This repository contains a machine learning project aimed at predicting the risk of stroke in individuals using health-related data. The analysis includes data cleaning, exploratory data analysis (EDA), model development, and performance evaluation.
- Perform exploratory data analysis (EDA) to identify key factors associated with stroke.
- Develop a baseline classification model to benchmark performance.
- Build and tune machine learning models to predict stroke risk.
- Evaluate models using metrics such as accuracy, recall, precision, and F1-score.
- Provide business recommendations based on insights from the analysis.
The dataset used is publicly available and contains medical and demographic features including:
- Age
- Hypertension
- Heart Disease
- Work Type
- Smoking Status
- BMI
- Glucose Level
- Stroke Occurrence (target)
EDA was conducted to uncover patterns, correlations, and outliers in the data:
- Distribution of stroke across age, gender, and health conditions
- Correlation between features
- Class imbalance analysis
- Visualizations include bar plots, histograms, and correlation heatmaps
Several models were evaluated including:
- Logistic Regression (with and without SMOTE)
- Random Forest Classifier
- Hyperparameter tuning using GridSearchCV
- Performance metrics: Accuracy, Recall, Precision, F1 Score, ROC-AUC
- Logistic Regression (SMOTE + Tuning)
- Recall (stroke): 0.84
- Precision (stroke): 0.12
- F1-score (stroke): 0.22
Recall was prioritized over precision to reduce false negatives in stroke detection.

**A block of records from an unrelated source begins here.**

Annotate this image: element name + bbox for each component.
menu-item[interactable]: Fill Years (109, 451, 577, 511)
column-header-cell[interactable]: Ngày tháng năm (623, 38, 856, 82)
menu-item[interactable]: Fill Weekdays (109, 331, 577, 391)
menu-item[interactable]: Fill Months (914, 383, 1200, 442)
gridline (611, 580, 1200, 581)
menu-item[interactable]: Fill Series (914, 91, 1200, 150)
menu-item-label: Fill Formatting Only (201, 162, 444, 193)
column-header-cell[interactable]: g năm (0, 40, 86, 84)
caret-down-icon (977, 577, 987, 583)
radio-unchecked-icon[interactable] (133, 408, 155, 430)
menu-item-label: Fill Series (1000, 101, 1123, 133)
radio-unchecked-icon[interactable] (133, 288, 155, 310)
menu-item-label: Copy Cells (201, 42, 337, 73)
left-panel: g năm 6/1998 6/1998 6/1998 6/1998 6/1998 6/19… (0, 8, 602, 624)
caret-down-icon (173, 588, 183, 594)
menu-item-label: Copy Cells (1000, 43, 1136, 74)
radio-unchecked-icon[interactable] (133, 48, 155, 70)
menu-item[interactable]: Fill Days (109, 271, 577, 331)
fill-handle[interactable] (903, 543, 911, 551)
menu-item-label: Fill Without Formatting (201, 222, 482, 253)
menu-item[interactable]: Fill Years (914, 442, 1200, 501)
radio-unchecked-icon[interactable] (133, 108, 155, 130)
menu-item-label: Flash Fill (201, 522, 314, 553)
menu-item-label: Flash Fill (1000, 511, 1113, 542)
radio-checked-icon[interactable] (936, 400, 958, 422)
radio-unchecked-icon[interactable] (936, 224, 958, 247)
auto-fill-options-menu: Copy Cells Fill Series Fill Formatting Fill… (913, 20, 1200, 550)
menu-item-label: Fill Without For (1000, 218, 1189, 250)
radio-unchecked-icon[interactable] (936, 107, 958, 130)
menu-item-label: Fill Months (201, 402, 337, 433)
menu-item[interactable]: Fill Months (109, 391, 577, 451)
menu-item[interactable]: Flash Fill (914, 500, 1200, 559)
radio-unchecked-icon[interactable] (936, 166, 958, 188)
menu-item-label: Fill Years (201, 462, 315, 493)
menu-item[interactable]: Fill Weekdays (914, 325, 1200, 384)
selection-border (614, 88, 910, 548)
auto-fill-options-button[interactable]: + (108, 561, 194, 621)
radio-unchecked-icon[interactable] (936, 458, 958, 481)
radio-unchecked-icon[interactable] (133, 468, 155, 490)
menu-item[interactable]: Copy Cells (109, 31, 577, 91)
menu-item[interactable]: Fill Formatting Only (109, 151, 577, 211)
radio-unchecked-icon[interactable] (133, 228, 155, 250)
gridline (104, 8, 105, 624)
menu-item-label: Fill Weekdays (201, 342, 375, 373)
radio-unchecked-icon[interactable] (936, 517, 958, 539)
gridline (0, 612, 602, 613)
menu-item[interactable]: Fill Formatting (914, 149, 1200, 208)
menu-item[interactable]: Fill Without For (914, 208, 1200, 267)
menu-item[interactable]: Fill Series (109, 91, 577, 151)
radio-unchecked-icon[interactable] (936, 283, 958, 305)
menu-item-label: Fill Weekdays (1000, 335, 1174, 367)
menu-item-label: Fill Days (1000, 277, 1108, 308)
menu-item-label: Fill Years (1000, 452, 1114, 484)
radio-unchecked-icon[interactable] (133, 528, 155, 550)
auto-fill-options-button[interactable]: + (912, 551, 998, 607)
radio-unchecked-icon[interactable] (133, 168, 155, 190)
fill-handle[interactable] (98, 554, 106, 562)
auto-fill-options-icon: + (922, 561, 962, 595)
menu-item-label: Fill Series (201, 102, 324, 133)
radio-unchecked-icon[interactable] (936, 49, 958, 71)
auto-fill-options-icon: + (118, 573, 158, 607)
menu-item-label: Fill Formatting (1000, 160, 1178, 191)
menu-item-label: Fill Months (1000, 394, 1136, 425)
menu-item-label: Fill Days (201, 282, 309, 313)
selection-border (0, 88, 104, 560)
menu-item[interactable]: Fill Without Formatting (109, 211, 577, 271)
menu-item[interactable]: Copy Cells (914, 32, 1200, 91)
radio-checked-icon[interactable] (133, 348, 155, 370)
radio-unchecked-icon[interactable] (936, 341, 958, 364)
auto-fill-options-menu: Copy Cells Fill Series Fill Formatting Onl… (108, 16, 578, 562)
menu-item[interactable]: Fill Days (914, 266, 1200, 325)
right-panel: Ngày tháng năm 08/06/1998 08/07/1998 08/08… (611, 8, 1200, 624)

- Significant class imbalance addressed using SMOTE.
- High recall in stroke prediction shows potential for early risk flagging.
- False positives were increased, indicating a tradeoff for higher sensitivity.
- Use the model to flag at-risk individuals for further medical screening.
- Collect additional features (e.g., cholesterol, physical activity) to enhance model accuracy.
- Monitor and regularly update the model with new data to improve performance.
- Feature engineering (interaction terms, polynomial features).
- Implement cost-sensitive learning.
- Integrate SHAP for model interpretability.
- Consider deploying the model via a simple web app.